Na prática, se ele for expulso pelo conselho, deixará de fazer parte do quadro da corporação e perderá o direito ao salário integral. A nota também trouxe atualizações sobre as investigações paralelas do assassinato da soldado Gisele Alves Santana.
De acordo com a corporação, o Inquérito Policial Militar (IPM) que investiga o caso já está em fase final e será enviado em breve ao Judiciário. A PM ressaltou que Geraldo segue preso preventivamente por decisão judicial, após pedido feito pela própria Corregedoria da Polícia Militar.
Lembrando que, na esfera criminal comum, o inquérito feito pela Polícia Civil já foi totalmente concluído e entregue à Justiça, confirmando a prisão que está em andamento. Por fim, a Polícia Militar encerrou o comunicado defendendo sua postura institucional diante do caso: “A Polícia Militar reafirma seu compromisso com a legalidade, a disciplina e a preservação dos valores que regem a atividade policial militar”.
Confira a nota completa:
“A Secretaria da Segurança Pública autorizou a instauração de um Conselho de Justificação em relação ao tenente-coronel Geraldo Neto, que pode resultar em demissão, perda do posto e da patente. A instrução continua a valer mesmo após a transferência do oficial para a reserva.

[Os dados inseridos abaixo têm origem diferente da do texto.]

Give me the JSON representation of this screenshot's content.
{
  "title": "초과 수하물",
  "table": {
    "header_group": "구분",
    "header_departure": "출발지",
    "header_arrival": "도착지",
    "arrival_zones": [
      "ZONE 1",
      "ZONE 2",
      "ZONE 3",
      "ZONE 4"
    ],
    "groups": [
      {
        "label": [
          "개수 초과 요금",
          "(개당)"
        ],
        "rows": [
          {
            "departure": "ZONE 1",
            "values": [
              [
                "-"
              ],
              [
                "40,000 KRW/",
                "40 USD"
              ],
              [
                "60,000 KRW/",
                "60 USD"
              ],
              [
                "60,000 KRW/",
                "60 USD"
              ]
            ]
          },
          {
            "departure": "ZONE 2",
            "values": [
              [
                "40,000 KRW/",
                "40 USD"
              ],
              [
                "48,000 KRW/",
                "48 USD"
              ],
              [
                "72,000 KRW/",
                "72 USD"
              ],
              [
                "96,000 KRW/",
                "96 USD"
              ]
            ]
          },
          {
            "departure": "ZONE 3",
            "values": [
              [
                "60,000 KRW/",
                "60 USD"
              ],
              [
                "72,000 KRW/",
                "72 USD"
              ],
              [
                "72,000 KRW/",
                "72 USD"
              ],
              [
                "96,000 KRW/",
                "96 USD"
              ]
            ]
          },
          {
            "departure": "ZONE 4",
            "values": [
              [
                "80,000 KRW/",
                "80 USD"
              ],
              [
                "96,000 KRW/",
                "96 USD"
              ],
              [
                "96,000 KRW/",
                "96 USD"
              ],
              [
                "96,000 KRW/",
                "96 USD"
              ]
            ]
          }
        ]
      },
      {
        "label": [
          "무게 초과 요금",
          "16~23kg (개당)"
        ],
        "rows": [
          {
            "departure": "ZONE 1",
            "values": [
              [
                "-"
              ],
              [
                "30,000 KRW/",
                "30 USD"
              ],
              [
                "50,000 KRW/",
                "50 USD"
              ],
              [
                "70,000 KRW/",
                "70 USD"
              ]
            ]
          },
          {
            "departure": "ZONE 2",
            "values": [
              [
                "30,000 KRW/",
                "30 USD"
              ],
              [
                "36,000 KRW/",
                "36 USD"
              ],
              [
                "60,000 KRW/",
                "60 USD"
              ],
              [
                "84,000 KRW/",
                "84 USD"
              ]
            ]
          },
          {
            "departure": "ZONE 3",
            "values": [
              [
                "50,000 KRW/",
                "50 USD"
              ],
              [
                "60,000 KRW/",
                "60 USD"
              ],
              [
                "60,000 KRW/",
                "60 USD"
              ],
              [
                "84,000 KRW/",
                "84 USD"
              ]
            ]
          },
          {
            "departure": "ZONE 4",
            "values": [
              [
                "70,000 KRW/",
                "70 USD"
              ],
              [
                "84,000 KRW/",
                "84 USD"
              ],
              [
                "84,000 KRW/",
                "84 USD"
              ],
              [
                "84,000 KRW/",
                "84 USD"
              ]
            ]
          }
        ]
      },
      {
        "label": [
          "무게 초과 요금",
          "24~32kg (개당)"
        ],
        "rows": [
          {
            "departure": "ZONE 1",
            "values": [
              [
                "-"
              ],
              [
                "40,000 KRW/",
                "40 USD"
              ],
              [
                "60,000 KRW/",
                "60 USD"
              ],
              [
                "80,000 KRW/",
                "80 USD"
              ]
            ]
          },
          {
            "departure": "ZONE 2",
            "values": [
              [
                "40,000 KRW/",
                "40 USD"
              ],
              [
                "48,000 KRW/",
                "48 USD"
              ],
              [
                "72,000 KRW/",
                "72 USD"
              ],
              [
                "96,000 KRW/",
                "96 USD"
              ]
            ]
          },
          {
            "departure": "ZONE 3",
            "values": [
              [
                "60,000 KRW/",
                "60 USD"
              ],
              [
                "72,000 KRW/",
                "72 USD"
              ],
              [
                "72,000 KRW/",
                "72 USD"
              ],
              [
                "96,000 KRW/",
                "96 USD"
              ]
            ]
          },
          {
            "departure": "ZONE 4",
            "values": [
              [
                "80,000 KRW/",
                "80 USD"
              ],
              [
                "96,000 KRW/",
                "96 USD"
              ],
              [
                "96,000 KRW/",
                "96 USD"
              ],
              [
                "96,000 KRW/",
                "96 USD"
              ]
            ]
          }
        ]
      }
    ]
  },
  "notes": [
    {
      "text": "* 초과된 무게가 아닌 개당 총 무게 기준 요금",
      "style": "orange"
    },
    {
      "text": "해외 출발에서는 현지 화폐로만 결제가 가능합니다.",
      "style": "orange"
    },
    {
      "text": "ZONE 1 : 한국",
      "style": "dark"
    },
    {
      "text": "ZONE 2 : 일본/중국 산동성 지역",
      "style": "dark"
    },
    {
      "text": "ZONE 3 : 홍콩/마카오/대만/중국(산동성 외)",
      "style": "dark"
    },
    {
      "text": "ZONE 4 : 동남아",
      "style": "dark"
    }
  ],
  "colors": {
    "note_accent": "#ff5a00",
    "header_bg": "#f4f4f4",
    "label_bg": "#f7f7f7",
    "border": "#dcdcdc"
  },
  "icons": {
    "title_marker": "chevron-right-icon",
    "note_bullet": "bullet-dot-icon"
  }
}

O inquérito policial militar que apura a morte da soldado Gisele Alves Santana está em fase final e será encaminhado ao Judiciário. O oficial permanece preso preventivamente por decisão judicial, após representação da Corregedoria da PM. Além disso, o inquérito da Polícia Civil já foi concluído e encaminhado à Justiça, com pedido de prisão, que também já foi cumprido.
A Polícia Militar reafirma seu compromisso com a legalidade, a disciplina e a preservação dos valores que regem a atividade policial militar”.